Monday, October 27, 2014

Chapel Talk


I spent hours sitting in my bed, kicking off sheets and blankets in frustration, to leave me staring at a blank word document on my computer screen. I struggled to write this essay more than others; it was like I couldn’t think for my self anymore. I was stressing about topics to make my teacher happy, ideas that would give me a good grade, and perspectives that weren’t my own. It hadn’t fazed me until then that I was writing for acceptance. My complete paragraphs weren’t something I have felt extremely passionate about; they echoed what I had been taught in the past to care about. But it’s a funny thing to write what you want, I can feel somewhere that I know what I want to write about, but it is never surfaced for the fear someone will hear my own opinions and disagree with them.
            I’m not angry with the fact I couldn’t come up with words for myself, I angry with myself suppressing all of the thoughts I hear rambling in my head all day long, the ones that I never allow to slip past the barrier and out of my mouth.
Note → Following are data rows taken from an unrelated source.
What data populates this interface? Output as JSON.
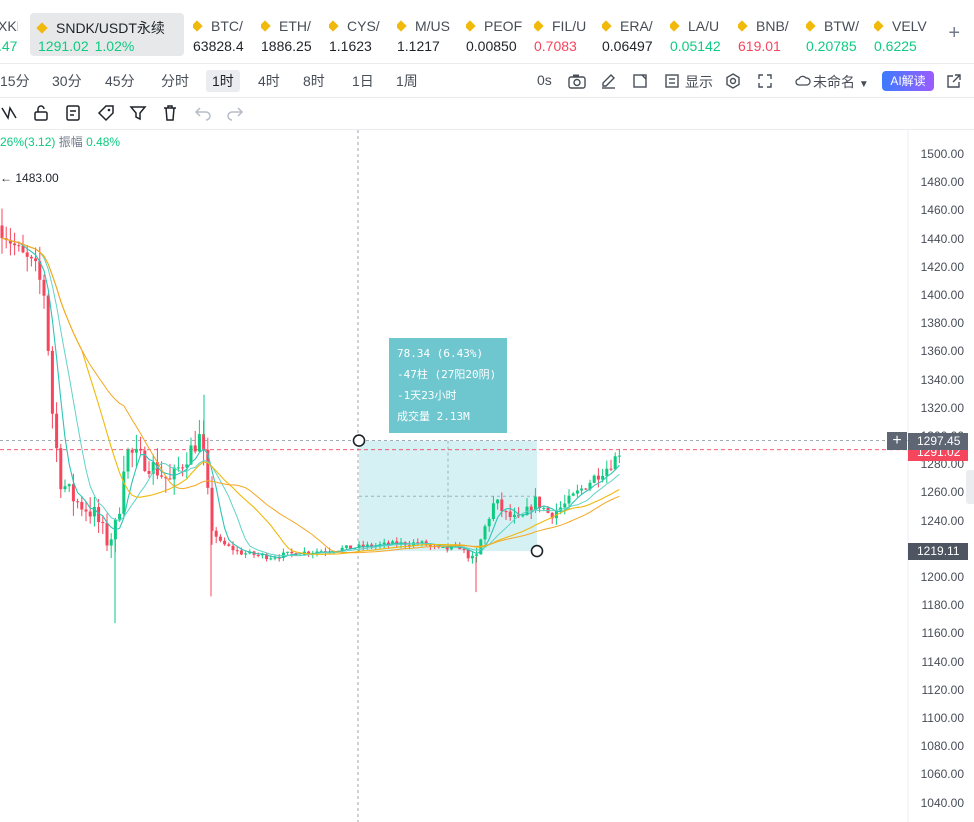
{
  "tickers": [
    {
      "name": "XKHY",
      "price": ".47",
      "change": "",
      "price_color": "up",
      "left": 0
    },
    {
      "name": "SNDK/USDT永续",
      "price": "1291.02",
      "change": "1.02%",
      "price_color": "up",
      "active": true
    },
    {
      "name": "BTC/",
      "price": "63828.4",
      "price_color": "dark"
    },
    {
      "name": "ETH/",
      "price": "1886.25",
      "price_color": "dark"
    },
    {
      "name": "CYS/",
      "price": "1.1623",
      "price_color": "dark"
    },
    {
      "name": "M/US",
      "price": "1.1217",
      "price_color": "dark"
    },
    {
      "name": "PEOF",
      "price": "0.00850",
      "price_color": "dark"
    },
    {
      "name": "FIL/U",
      "price": "0.7083",
      "price_color": "down"
    },
    {
      "name": "ERA/",
      "price": "0.06497",
      "price_color": "dark"
    },
    {
      "name": "LA/U",
      "price": "0.05142",
      "price_color": "up"
    },
    {
      "name": "BNB/",
      "price": "619.01",
      "price_color": "down"
    },
    {
      "name": "BTW/",
      "price": "0.20785",
      "price_color": "up"
    },
    {
      "name": "VELV",
      "price": "0.6225",
      "price_color": "up"
    }
  ],
  "add_tab": "+",
  "intervals": [
    "15分",
    "30分",
    "45分",
    "分时",
    "1时",
    "4时",
    "8时",
    "1日",
    "1周"
  ],
  "selected_interval": "1时",
  "right_tools": {
    "timer": "0s",
    "display": "显示",
    "layout_name": "未命名",
    "ai_button": "AI解读"
  },
  "chart": {
    "info_change": "26%(3.12)",
    "info_amplitude_label": "振幅",
    "info_amplitude": "0.48%",
    "high_marker": "1483.00",
    "axis_labels": [
      "1500.00",
      "1480.00",
      "1460.00",
      "1440.00",
      "1420.00",
      "1400.00",
      "1380.00",
      "1360.00",
      "1340.00",
      "1320.00",
      "1300.00",
      "1280.00",
      "1260.00",
      "1240.00",
      "1220.00",
      "1200.00",
      "1180.00",
      "1160.00",
      "1140.00",
      "1120.00",
      "1100.00",
      "1080.00",
      "1060.00",
      "1040.00"
    ],
    "crosshair_price": "1297.45",
    "last_price": "1291.02",
    "measure_low": "1219.11",
    "measure": {
      "change": "78.34 (6.43%)",
      "bars": "-47柱 (27阳20阴)",
      "duration": "-1天23小时",
      "volume": "成交量 2.13M"
    },
    "colors": {
      "up": "#0ecb81",
      "down": "#f6465d",
      "ma_fast": "#2ec4b6",
      "ma_slow": "#f0b90b",
      "ma_mid": "#f5a623"
    }
  }
}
So many times I keep what I’m thinking to myself, and I don’t think its because I’m embarrassed about what I have to say, but I think that if someone tells me I’m wrong, I’ll never share what I have to say again. So in efforts to preserve my ability to speak, I have become selective about the things I allow myself to say. But in years of closing myself off from the disproval from others, I have silenced my self even further than I imagined disapproval would. It’s a rare sight now to see my hand waving in the air to answer a question in class, for me to walk up and introduce myself to someone first, or for me to engage someone in conversation.
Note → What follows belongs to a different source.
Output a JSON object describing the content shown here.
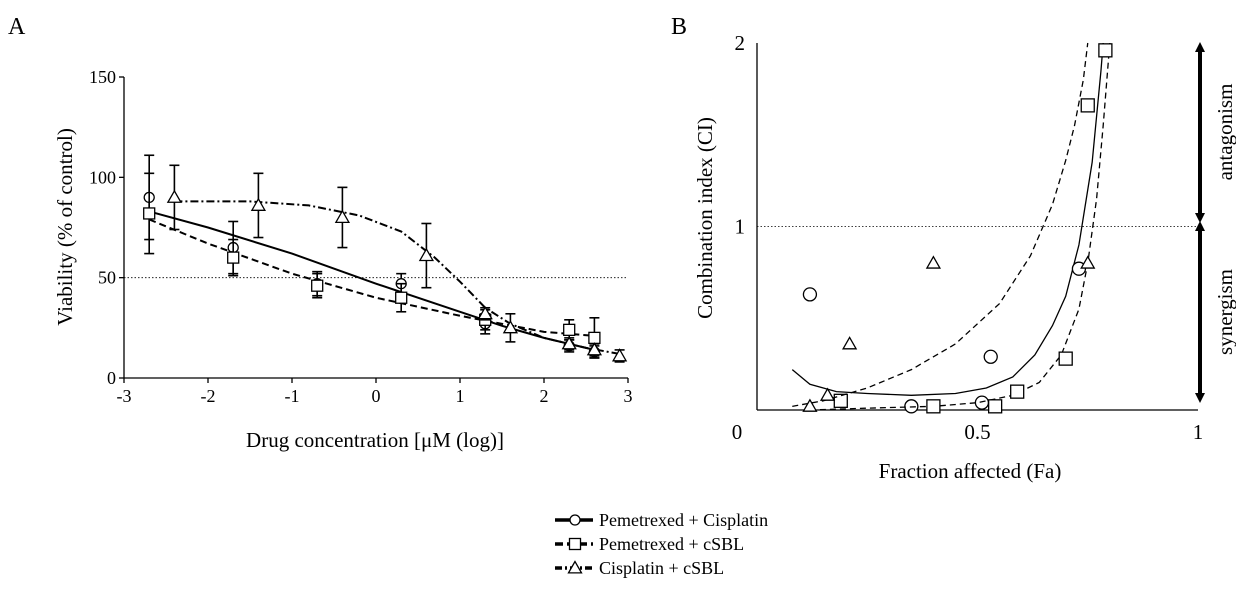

            For my eighth grade graduation, I had the help of a teacher I had only met twice to write my speech. I wrote three and a half pages about how wonderful our class was, how well we behaved and how I had faith that even after years apart, we would still all remain just as close; I didn’t believe a word about anything I said. I reiterated what I was told was expected of the presidential speech, as I’m sure was told to the previous speech givers before me. I still regret not saying what I wanted to say in front of my class and all of our parents; so I’m going to say it now. Thank you for ten great years together as a class. Some of us are going to hold onto these years for as long as we can, but I don’t recommend that. Don’t take these years for granted, because they don’t come back, but don’t be ashamed to move on with the rest of your life. I’m going to a different school than most of you, and there’s a chance I’m not going to see some you again, but you have all altered my life in some way or another, and I probably haven’t told you, but thank you.
            I regret not saying what I believed in that gymnasium every time I bump into a former classmate. I had the un-wavering attention of a few hundred people all at one instant, listening to what I had to say, and I used my minutes echoing what my teachers expected me to say in fear of disappointing people.  Although I still struggle expressing what I’m feeling and thinking, I realize now I shouldn’t hold back what I think, and slowly I’m getting to a point where I no longer worry about these thoughts anymore.